The whole point of the chapter, to my mind, is [p. 259] in the great principles of death and resurrection. God is the God of resurrection. That we know; but it is a wonderful thing that the soul of the saint can be linked with the God of resurrection. And when once the soul is linked with him in that scene where Christ is, we are prepared to learn another lesson, that God has to take everything out of death; and, as Christians, we have to accept death. It is only by death that I can reach resurrection experimentally. How can I understand what it is to be risen with Christ if I do not first know what it is to have died with Christ? We have to accept death, to drink the bitter waters of Marah — it is man’s portion, what belongs to him — and then it is that we learn really in spiritual power, not simply what it is to be identified with Christ in death, but what it is to be risen with Him. But here we get the great truth that Abram had to taste death in type and figure, in the horror of great darkness; Israel had to go down into death; and even God Himself, in His testimony, came down into death, giving witness in the death of Christ that He would bring to pass all the blessed purposes of His will.
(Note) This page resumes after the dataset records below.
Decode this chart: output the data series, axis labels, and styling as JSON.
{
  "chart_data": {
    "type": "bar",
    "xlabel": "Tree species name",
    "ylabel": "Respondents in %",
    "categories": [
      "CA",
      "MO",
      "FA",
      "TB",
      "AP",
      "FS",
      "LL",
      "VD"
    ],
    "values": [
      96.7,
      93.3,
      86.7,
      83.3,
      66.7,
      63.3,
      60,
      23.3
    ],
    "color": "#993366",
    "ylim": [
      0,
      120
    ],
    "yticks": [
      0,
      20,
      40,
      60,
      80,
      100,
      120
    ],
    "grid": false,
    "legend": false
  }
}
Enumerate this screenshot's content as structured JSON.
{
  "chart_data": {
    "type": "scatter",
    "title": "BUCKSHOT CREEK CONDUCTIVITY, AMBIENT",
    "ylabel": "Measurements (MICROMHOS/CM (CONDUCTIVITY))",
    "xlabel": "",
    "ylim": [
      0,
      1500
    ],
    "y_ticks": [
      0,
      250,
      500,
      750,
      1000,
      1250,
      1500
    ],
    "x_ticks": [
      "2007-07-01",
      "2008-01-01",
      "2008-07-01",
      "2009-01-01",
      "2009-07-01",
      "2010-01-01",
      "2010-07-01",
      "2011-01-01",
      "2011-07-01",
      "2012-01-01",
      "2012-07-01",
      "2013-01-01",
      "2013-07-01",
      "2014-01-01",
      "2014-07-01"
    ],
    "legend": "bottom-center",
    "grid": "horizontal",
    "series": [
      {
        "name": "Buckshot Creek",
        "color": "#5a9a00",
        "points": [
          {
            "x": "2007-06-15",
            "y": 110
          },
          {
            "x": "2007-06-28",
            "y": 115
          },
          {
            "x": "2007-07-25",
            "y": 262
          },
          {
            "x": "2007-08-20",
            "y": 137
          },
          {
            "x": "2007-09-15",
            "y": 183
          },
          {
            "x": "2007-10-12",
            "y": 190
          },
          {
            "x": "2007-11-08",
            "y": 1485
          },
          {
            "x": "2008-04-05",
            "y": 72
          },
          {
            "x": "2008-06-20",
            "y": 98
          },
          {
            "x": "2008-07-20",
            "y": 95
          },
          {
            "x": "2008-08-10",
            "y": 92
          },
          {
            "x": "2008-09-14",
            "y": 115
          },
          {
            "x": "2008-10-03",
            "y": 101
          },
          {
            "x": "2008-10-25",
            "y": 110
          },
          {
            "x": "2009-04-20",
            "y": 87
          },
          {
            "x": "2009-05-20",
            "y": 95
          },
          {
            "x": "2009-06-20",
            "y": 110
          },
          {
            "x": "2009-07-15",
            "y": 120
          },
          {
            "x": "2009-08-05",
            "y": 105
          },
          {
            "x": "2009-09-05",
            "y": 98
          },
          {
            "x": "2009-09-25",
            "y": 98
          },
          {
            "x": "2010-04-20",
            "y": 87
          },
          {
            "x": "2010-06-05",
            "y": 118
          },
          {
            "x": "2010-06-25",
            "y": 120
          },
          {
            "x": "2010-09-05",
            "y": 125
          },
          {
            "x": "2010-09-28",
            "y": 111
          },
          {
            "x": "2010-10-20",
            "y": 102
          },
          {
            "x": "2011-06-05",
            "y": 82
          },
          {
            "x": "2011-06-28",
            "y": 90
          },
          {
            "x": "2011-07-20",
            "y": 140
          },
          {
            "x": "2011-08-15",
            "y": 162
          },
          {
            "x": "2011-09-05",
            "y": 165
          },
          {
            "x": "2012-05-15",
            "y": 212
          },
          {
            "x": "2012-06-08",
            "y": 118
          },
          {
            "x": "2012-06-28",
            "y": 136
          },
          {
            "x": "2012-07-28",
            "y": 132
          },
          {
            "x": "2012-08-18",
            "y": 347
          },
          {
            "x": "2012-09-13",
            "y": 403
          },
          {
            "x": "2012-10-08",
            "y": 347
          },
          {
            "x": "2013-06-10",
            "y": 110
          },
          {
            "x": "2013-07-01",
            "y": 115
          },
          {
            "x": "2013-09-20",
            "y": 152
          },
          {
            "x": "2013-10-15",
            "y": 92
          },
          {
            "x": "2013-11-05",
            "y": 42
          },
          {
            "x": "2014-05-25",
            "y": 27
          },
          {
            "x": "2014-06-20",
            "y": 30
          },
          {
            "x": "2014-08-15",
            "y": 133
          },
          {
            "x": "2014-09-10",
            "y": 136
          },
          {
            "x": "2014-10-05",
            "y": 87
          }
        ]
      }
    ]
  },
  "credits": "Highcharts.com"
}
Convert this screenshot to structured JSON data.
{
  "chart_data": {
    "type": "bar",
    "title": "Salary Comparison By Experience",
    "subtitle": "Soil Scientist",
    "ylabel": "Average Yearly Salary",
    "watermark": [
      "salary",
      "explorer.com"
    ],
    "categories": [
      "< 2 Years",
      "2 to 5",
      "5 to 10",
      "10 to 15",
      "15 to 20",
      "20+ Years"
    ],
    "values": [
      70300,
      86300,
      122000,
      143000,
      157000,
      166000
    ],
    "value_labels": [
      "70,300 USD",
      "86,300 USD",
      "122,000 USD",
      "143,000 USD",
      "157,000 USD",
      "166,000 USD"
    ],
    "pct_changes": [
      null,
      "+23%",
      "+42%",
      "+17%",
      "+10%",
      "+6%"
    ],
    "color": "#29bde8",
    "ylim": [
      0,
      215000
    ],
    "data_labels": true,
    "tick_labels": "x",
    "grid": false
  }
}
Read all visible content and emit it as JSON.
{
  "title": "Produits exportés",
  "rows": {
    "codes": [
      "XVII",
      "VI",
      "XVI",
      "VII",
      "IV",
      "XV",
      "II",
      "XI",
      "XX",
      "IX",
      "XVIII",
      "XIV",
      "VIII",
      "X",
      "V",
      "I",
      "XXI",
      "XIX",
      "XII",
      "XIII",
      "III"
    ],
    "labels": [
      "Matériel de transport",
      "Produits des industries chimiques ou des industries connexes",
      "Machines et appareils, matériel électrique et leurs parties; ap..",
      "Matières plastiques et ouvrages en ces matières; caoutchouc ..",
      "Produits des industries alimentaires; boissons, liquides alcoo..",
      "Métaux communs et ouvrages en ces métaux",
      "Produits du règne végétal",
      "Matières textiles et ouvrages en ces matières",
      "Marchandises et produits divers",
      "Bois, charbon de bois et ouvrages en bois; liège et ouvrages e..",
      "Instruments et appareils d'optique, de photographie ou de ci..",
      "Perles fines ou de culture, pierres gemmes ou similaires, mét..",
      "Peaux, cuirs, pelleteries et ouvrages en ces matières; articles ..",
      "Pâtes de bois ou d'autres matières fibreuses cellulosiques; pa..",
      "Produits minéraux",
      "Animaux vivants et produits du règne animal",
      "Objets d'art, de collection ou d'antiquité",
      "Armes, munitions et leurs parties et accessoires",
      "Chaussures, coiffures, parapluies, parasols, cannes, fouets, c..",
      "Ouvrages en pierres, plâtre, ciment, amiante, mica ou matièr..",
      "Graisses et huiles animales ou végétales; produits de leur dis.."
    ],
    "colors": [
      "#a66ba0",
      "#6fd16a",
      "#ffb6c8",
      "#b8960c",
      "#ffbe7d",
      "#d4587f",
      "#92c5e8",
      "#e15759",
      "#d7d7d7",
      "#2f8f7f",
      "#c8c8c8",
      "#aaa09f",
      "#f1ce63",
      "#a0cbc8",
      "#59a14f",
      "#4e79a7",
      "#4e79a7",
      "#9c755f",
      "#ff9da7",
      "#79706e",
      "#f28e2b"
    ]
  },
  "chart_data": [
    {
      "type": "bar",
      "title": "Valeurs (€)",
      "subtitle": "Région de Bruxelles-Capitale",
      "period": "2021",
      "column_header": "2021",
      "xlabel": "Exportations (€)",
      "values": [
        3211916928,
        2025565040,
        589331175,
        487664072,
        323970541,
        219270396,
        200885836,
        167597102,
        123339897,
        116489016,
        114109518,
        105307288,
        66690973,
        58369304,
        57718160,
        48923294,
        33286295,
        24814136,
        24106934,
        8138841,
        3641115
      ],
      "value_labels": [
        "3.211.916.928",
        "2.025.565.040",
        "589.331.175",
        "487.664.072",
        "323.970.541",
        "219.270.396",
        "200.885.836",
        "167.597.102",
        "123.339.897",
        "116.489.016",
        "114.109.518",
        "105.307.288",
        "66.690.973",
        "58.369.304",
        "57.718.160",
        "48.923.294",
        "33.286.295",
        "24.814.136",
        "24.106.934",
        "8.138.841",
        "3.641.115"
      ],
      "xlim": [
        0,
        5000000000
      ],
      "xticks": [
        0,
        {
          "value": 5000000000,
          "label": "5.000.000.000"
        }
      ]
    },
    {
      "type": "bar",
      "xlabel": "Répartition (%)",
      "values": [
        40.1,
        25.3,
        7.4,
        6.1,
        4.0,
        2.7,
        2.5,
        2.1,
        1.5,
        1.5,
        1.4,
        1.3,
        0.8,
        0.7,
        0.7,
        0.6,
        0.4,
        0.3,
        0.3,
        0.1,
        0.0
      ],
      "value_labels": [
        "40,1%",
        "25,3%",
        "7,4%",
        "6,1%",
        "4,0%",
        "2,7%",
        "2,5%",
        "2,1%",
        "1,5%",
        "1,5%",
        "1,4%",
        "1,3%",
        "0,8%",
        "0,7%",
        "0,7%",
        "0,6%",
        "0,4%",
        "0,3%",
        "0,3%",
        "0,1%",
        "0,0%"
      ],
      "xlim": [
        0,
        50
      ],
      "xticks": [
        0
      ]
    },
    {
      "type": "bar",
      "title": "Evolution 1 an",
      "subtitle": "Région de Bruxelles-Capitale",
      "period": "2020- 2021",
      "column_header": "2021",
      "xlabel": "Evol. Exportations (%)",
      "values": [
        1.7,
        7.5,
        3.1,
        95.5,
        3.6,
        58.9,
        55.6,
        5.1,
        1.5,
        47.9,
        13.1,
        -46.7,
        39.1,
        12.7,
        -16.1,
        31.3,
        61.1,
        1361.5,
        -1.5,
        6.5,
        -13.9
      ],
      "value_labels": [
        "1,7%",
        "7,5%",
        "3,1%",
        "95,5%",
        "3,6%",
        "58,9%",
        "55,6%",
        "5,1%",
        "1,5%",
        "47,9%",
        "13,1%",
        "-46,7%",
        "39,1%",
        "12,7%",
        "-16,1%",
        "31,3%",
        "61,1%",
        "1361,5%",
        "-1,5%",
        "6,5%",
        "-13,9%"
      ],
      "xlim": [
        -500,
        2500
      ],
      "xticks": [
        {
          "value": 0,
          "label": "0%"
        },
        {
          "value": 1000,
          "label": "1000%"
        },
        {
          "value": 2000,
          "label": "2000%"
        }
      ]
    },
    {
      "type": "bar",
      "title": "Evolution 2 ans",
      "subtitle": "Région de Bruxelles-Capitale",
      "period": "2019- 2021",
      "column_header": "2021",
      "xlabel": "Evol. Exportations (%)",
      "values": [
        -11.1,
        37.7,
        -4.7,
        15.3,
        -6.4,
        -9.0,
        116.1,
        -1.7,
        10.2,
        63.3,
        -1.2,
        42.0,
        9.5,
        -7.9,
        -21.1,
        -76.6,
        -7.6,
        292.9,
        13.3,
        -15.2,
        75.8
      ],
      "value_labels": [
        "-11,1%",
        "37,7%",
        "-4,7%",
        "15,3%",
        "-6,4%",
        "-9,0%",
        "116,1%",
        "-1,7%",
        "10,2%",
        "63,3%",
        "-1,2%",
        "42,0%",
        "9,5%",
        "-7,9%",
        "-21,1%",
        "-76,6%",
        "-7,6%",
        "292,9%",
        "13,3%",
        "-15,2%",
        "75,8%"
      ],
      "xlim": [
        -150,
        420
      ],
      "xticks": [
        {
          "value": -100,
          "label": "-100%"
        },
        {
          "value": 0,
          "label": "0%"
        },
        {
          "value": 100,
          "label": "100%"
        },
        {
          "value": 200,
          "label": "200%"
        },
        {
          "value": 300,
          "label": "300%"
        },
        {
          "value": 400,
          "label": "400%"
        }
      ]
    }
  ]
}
Now, that stands good, not simply for the moment and for Abram, but in the book of Genesis you get the great principles of God’s ways; you do not get redemption there exactly, but the state of man and the purpose of God. The state of man is brought out, his innocent state in the first instance, and his sinful state afterwards, and then, in the men of promise, the state of faith. At the same time, the purposes of God’s will are largely unfolded, and the great truth comes out that God makes Himself known. He puts Abram in contact with Himself as the God of resurrection, as we know Him. It is a great thing for our souls to be in the resurrection sphere. I feel so few Christians are really there as to the state of their souls. They have a great [p. 260] deal more to do with the God of providence than with the God of resurrection. They look to God to care for them down here, which He certainly does, and to prove His mercy; but the great thing is to be in spirit outside this world altogether, in the sphere in which God is free, and in which He operates. There it is that you find liberty with God, and you get the sense of His power, and entrance into all the blessed counsels of His will. God invited Abram there, and linked him with Himself, and when once that is accomplished things come in perfect order.
May God give to us grace to anticipate the day of the Lord. We are not children of the night, but children of the day, and in the light of the Lord; and the great point for us is to rejoice in the Lord, having the consciousness in our souls that we are not of the night nor of darkness, but we are of the light and of the day. The day-star has risen in our hearts, we are in the light of the God of resurrection, and in His presence in peace and righteousness, being justified. And we have put off the works of darkness and put on the armour of light.